Community Class with Alex Ketley
Sat, Jan 06
|Hidden Valley Music Seminars
Movers of all ages and abilities are invited to ALEX KETLEY's Community Class! Don't miss the opportunity to have fun dancing with good people.
Time & Location
Jan 06, 2024, 9:30 AM – 11:00 AM
Hidden Valley Music Seminars, 104 W Carmel Valley Rd, Carmel Valley, CA 93924, USA
About the Experience
ABOUT ALEX KETLEY'S "HOT MESS" COMMUNITY CLASS
Over the years, Ketley has flourished as director of The Foundry (a multimedia dance company based in San Francisco), taught theater and performance studies at Stanford University, and created his own technique titled “Hot Mess” that he taught at San Francisco Conservatory of Dance (where was resident choreographer) along with other standard ballet and choreography classes. Ketley describes his Hot Mess classes as ridiculous movements performed in a cycle that becomes increasingly more extreme with each set. For example, he might ask dancers to turn yoga poses into a silly hip-hop dance while singing a romantic song in a made-up language while making terrible faces. “No one can accomplish these prompts in a good way,” Ketley says. “They scramble the body a bit and allow me to use failure as a creative tool. It challenges our notions of beauty."
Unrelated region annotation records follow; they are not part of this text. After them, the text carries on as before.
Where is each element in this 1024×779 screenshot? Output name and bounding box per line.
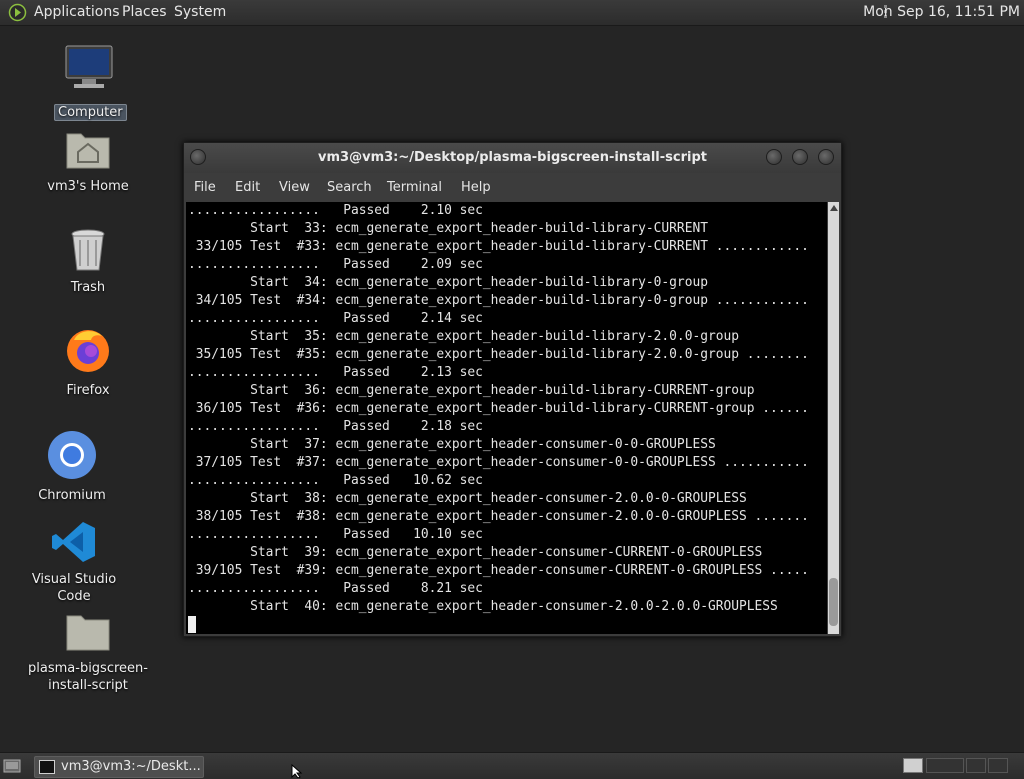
desktop-icon-home[interactable]: vm3's Home xyxy=(38,128,138,195)
workspace-1[interactable] xyxy=(903,758,923,773)
terminal-icon xyxy=(39,760,55,774)
workspace-2[interactable] xyxy=(926,758,964,773)
terminal-line: 34/105 Test #34: ecm_generate_export_hea… xyxy=(188,293,809,308)
desktop-icon-label: Visual Studio Code xyxy=(31,572,117,604)
terminal-line: Start 37: ecm_generate_export_header-con… xyxy=(188,437,716,452)
menu-edit[interactable]: Edit xyxy=(235,173,260,202)
applications-menu[interactable]: Applications xyxy=(34,0,120,25)
desktop-icon-label-line1: plasma-bigscreen- xyxy=(28,661,148,676)
taskbar-item-label: vm3@vm3:~/Deskt... xyxy=(61,759,201,774)
desktop-icon-label: vm3's Home xyxy=(47,179,129,194)
terminal-menubar: File Edit View Search Terminal Help xyxy=(184,173,841,202)
chromium-icon xyxy=(48,431,96,479)
scroll-up-arrow-icon[interactable] xyxy=(830,205,838,211)
applications-menu-icon[interactable] xyxy=(8,3,27,22)
maximize-button[interactable] xyxy=(792,149,808,165)
desktop-icon-label: Computer xyxy=(54,104,127,121)
desktop-icon-label: Chromium xyxy=(38,488,106,503)
desktop-icon-label-line2: install-script xyxy=(48,678,128,693)
clock[interactable]: Mon Sep 16, 11:51 PM xyxy=(863,0,1020,25)
places-menu[interactable]: Places xyxy=(122,0,167,25)
desktop-icon-label: Firefox xyxy=(66,383,110,398)
taskbar-item-terminal[interactable]: vm3@vm3:~/Deskt... xyxy=(34,756,204,778)
folder-icon xyxy=(66,615,110,651)
firefox-icon xyxy=(67,330,109,372)
terminal-line: Start 35: ecm_generate_export_header-bui… xyxy=(188,329,740,344)
terminal-line: ................. Passed 2.10 sec xyxy=(188,203,483,218)
menu-view[interactable]: View xyxy=(279,173,310,202)
bottom-panel: vm3@vm3:~/Deskt... xyxy=(0,752,1024,779)
terminal-line: ................. Passed 2.18 sec xyxy=(188,419,483,434)
terminal-line: 35/105 Test #35: ecm_generate_export_hea… xyxy=(188,347,809,362)
desktop-icon-trash[interactable]: Trash xyxy=(48,228,128,296)
terminal-line: Start 34: ecm_generate_export_header-bui… xyxy=(188,275,708,290)
terminal-line: ................. Passed 10.10 sec xyxy=(188,527,483,542)
vscode-icon xyxy=(52,522,95,562)
terminal-text: ................. Passed 2.10 sec Start … xyxy=(188,202,809,616)
minimize-button[interactable] xyxy=(766,149,782,165)
system-menu[interactable]: System xyxy=(174,0,226,25)
terminal-line: ................. Passed 2.09 sec xyxy=(188,257,483,272)
workspace-4[interactable] xyxy=(988,758,1008,773)
terminal-output[interactable]: ................. Passed 2.10 sec Start … xyxy=(186,202,827,634)
terminal-line: Start 33: ecm_generate_export_header-bui… xyxy=(188,221,708,236)
desktop-icon-firefox[interactable]: Firefox xyxy=(48,326,128,399)
terminal-line: ................. Passed 8.21 sec xyxy=(188,581,483,596)
desktop-icon-label: Trash xyxy=(70,280,106,295)
terminal-line: 37/105 Test #37: ecm_generate_export_hea… xyxy=(188,455,809,470)
menu-search[interactable]: Search xyxy=(327,173,372,202)
mouse-pointer-icon xyxy=(291,764,303,778)
top-panel: Applications Places System Mon Sep 16, 1… xyxy=(0,0,1024,26)
terminal-line: Start 36: ecm_generate_export_header-bui… xyxy=(188,383,755,398)
desktop-icon-vscode[interactable]: Visual Studio Code xyxy=(14,520,134,605)
window-titlebar[interactable]: vm3@vm3:~/Desktop/plasma-bigscreen-insta… xyxy=(184,143,841,173)
terminal-line: Start 40: ecm_generate_export_header-con… xyxy=(188,599,778,614)
terminal-window[interactable]: vm3@vm3:~/Desktop/plasma-bigscreen-insta… xyxy=(183,142,842,637)
home-folder-icon xyxy=(66,133,110,169)
scrollbar-thumb[interactable] xyxy=(829,578,838,626)
terminal-line: 33/105 Test #33: ecm_generate_export_hea… xyxy=(188,239,809,254)
terminal-line: 38/105 Test #38: ecm_generate_export_hea… xyxy=(188,509,809,524)
terminal-line: 36/105 Test #36: ecm_generate_export_hea… xyxy=(188,401,809,416)
terminal-line: Start 38: ecm_generate_export_header-con… xyxy=(188,491,747,506)
terminal-scrollbar[interactable] xyxy=(828,202,839,634)
menu-terminal[interactable]: Terminal xyxy=(387,173,442,202)
terminal-cursor xyxy=(188,616,196,633)
desktop-icon-install-script-folder[interactable]: plasma-bigscreen- install-script xyxy=(18,610,158,694)
terminal-line: Start 39: ecm_generate_export_header-con… xyxy=(188,545,763,560)
computer-icon xyxy=(65,45,113,88)
window-title: vm3@vm3:~/Desktop/plasma-bigscreen-insta… xyxy=(318,150,707,165)
workspace-3[interactable] xyxy=(966,758,986,773)
terminal-line: ................. Passed 10.62 sec xyxy=(188,473,483,488)
desktop-icon-chromium[interactable]: Chromium xyxy=(32,430,112,504)
show-desktop-icon[interactable] xyxy=(3,758,21,774)
terminal-line: 39/105 Test #39: ecm_generate_export_hea… xyxy=(188,563,809,578)
terminal-line: ................. Passed 2.14 sec xyxy=(188,311,483,326)
terminal-line: ................. Passed 2.13 sec xyxy=(188,365,483,380)
trash-icon xyxy=(71,229,105,271)
menu-help[interactable]: Help xyxy=(461,173,491,202)
close-button[interactable] xyxy=(818,149,834,165)
menu-file[interactable]: File xyxy=(194,173,216,202)
desktop-icon-computer[interactable]: Computer xyxy=(54,44,127,121)
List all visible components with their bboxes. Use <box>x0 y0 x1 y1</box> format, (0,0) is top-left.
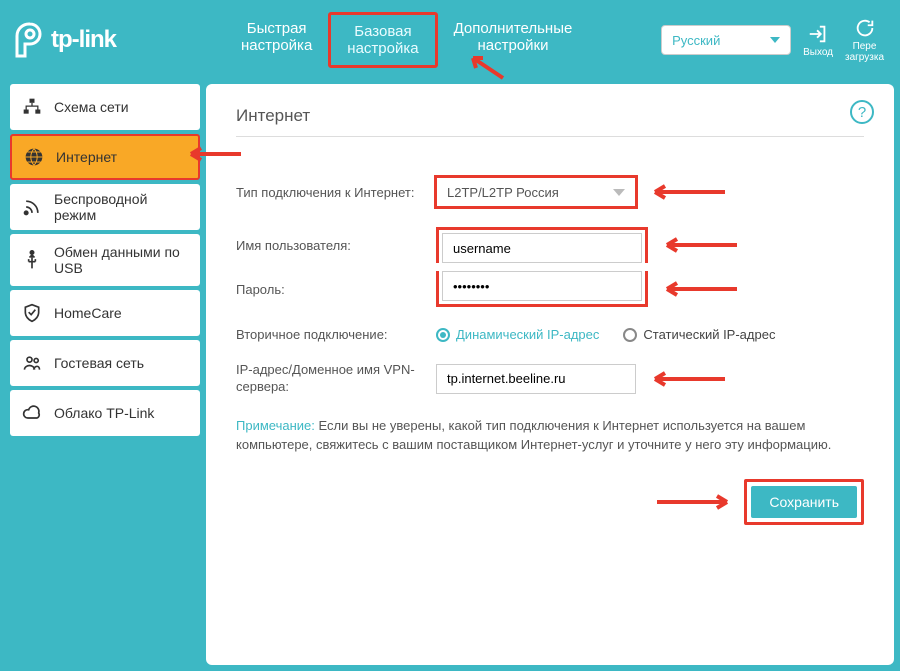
chevron-down-icon <box>613 189 625 196</box>
cloud-icon <box>22 403 42 423</box>
annotation-arrow <box>468 50 508 80</box>
username-input[interactable] <box>442 233 642 263</box>
wifi-icon <box>22 197 42 217</box>
annotation-arrow <box>662 279 742 299</box>
top-tabs: Быстрая настройка Базовая настройка Допо… <box>225 12 588 69</box>
reload-button[interactable]: Пере загрузка <box>845 17 884 63</box>
secondary-conn-label: Вторичное подключение: <box>236 327 436 342</box>
guests-icon <box>22 353 42 373</box>
sidebar-item-usb[interactable]: Обмен данными по USB <box>10 234 200 286</box>
sidebar-item-wireless[interactable]: Беспроводной режим <box>10 184 200 230</box>
language-value: Русский <box>672 33 720 48</box>
sidebar: Схема сети Интернет Беспроводной режим О… <box>0 80 200 671</box>
language-select[interactable]: Русский <box>661 25 791 55</box>
radio-icon <box>436 328 450 342</box>
globe-icon <box>24 147 44 167</box>
note-text: Примечание: Если вы не уверены, какой ти… <box>236 416 864 455</box>
annotation-arrow <box>650 369 730 389</box>
vpn-server-input[interactable] <box>436 364 636 394</box>
annotation-arrow <box>662 235 742 255</box>
logout-icon <box>807 23 829 45</box>
shield-icon <box>22 303 42 323</box>
annotation-arrow <box>186 144 246 164</box>
annotation-arrow <box>652 492 732 512</box>
sidebar-item-internet[interactable]: Интернет <box>10 134 200 180</box>
radio-dynamic-ip[interactable]: Динамический IP-адрес <box>436 327 599 342</box>
reload-icon <box>854 17 876 39</box>
usb-icon <box>22 250 42 270</box>
help-button[interactable]: ? <box>850 100 874 124</box>
password-input[interactable] <box>442 271 642 301</box>
logo-text: tp-link <box>51 26 116 54</box>
radio-static-ip[interactable]: Статический IP-адрес <box>623 327 775 342</box>
conn-type-select[interactable]: L2TP/L2TP Россия <box>436 177 636 207</box>
logo-icon <box>15 22 45 58</box>
sidebar-item-network-map[interactable]: Схема сети <box>10 84 200 130</box>
vpn-server-label: IP-адрес/Доменное имя VPN-сервера: <box>236 362 436 396</box>
logout-button[interactable]: Выход <box>803 23 833 58</box>
sidebar-item-cloud[interactable]: Облако TP-Link <box>10 390 200 436</box>
conn-type-label: Тип подключения к Интернет: <box>236 185 436 200</box>
content-panel: Интернет ? Тип подключения к Интернет: L… <box>206 84 894 665</box>
tab-advanced-setup[interactable]: Дополнительные настройки <box>438 12 589 69</box>
header: tp-link Быстрая настройка Базовая настро… <box>0 0 900 80</box>
username-label: Имя пользователя: <box>236 238 436 253</box>
chevron-down-icon <box>770 37 780 43</box>
save-button[interactable]: Сохранить <box>751 486 857 518</box>
tab-quick-setup[interactable]: Быстрая настройка <box>225 12 328 69</box>
tab-basic-setup[interactable]: Базовая настройка <box>328 12 437 69</box>
sidebar-item-guest[interactable]: Гостевая сеть <box>10 340 200 386</box>
radio-icon <box>623 328 637 342</box>
password-label: Пароль: <box>236 282 436 297</box>
sidebar-item-homecare[interactable]: HomeCare <box>10 290 200 336</box>
page-title: Интернет <box>236 106 864 137</box>
network-map-icon <box>22 97 42 117</box>
annotation-arrow <box>650 182 730 202</box>
logo: tp-link <box>10 22 200 58</box>
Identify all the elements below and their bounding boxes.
ABOUT CARMEL DANCE FESTIVAL'S FELLOWSHIP PROGRAM
This 10-day immersion is designed to provide dancers and choreographers with a transformational in-person experience in a safe and productive environment. Throughout the fellowship, dancers will work closely with guest mentor Alex Ketley, Artistic Director Lillian Barbeito, and Ballare Carmel company members on Countertechnique, progressive ballet, partnering, movement generation, repertory, composition, and performance skills. It is an ideal opportunity for dancers to enhance skills while experiencing Ballare Carmel's working atmosphere, plus be considered for future employment. Choreographers will be given time, space, dancers, and feedback sessions to create or revisit their work. The experience will culminate in a public performance and reception at Hidden Valley Music Seminars' rustic and beloved theater in the heart of stunning Carmel Valley Village.
ABOUT BALLARE CARMEL
Ballare Carmel is the resident company of the Carmel Dance Festival. It was founded in 2021 by Artistic Director Lillian Barbeito (a graduate of The Juilliard School who founded BODYTRAFFIC and HAVEN Global Sanctuary for Dance) to tell Monterey County stories, myths, and bold feats, through world-class dance. The project-based ensemble's repertoire by established and emerging choreographers includes works by Jennifer Archibald, Noelle Kayser, James Gregg, Ihsan Rustem, and Skye Schmidt. @ballarecarmel
ALEX KETLEY (Filmmaker, Choreographer, Stanford Professor, & Guggenheim Fellow)
is an independent choreographer, filmmaker, and Director of The Foundry. Formally a classical dancer with the San Francisco Ballet, he left the company to create The Foundry as a platform to explore his interests in alternative methods of devising performance. The company has allowed Ketley the freedom to pursue projects that would be difficult to realize within his commissioning career. A few examples of these are; Syntax, an hour-long duet systemically using the mechanics of language as an organizing mechanism, Lost Line researched how the application of environment effects the generation of movement and studied in direct response to California’s diverse physical landscapes, Please Love Me jettisoned the structure of performing in a theater context and was developed with a curiosity about how people genuinely connect and experience artwork, and the No Hero Trilogy which was a multi-year project that explored what dance and performance means to the lives of people living throughout rural America.
For his independent work as a choreographer he has been commissioned extensively throughout the United States and has received acknowledgment from the Hubbard Street National Choreographic Competition, the International Choreographic Competition of the Festival des Arts de Saint-Saveaur, the Choo-San Goh Award, the Princess Grace Award for Choreography, four Maggie Allesee National Center for Choreography Residencies, the Gerbode-Hewlett Choreographer Award, the Eben Demarest Award, the National Choreographic Initiative Residency, a Kenneth Rainin Foundation New and Experimental Works Grant, three CHIME Fellowships, the Artistry Award from the Superfest International Disability Film Festival, and his work was featured on national television through an invitation from the show So You Think You Can Dance. His pieces and collaborations have also been awarded Isadora Duncan Awards for Outstanding Achievement in the categories of; Ensemble, Choreography, as well as Full Company, and nominated for Outstanding Achievement in Visual Design.
As an educator, he has taught throughout the world and is currently a Lecturer at Stanford University’s Theater and Performance Studies Department and was the founding Resident Choreographer at the San Francisco Conservatory of Dance for 14 years until its closure in 2018.
In 2020 he was awarded a Guggenheim Fellowship, one of the most prestigious honors in the United States recognizing individuals "who have demonstrated exceptional creative ability in the arts.”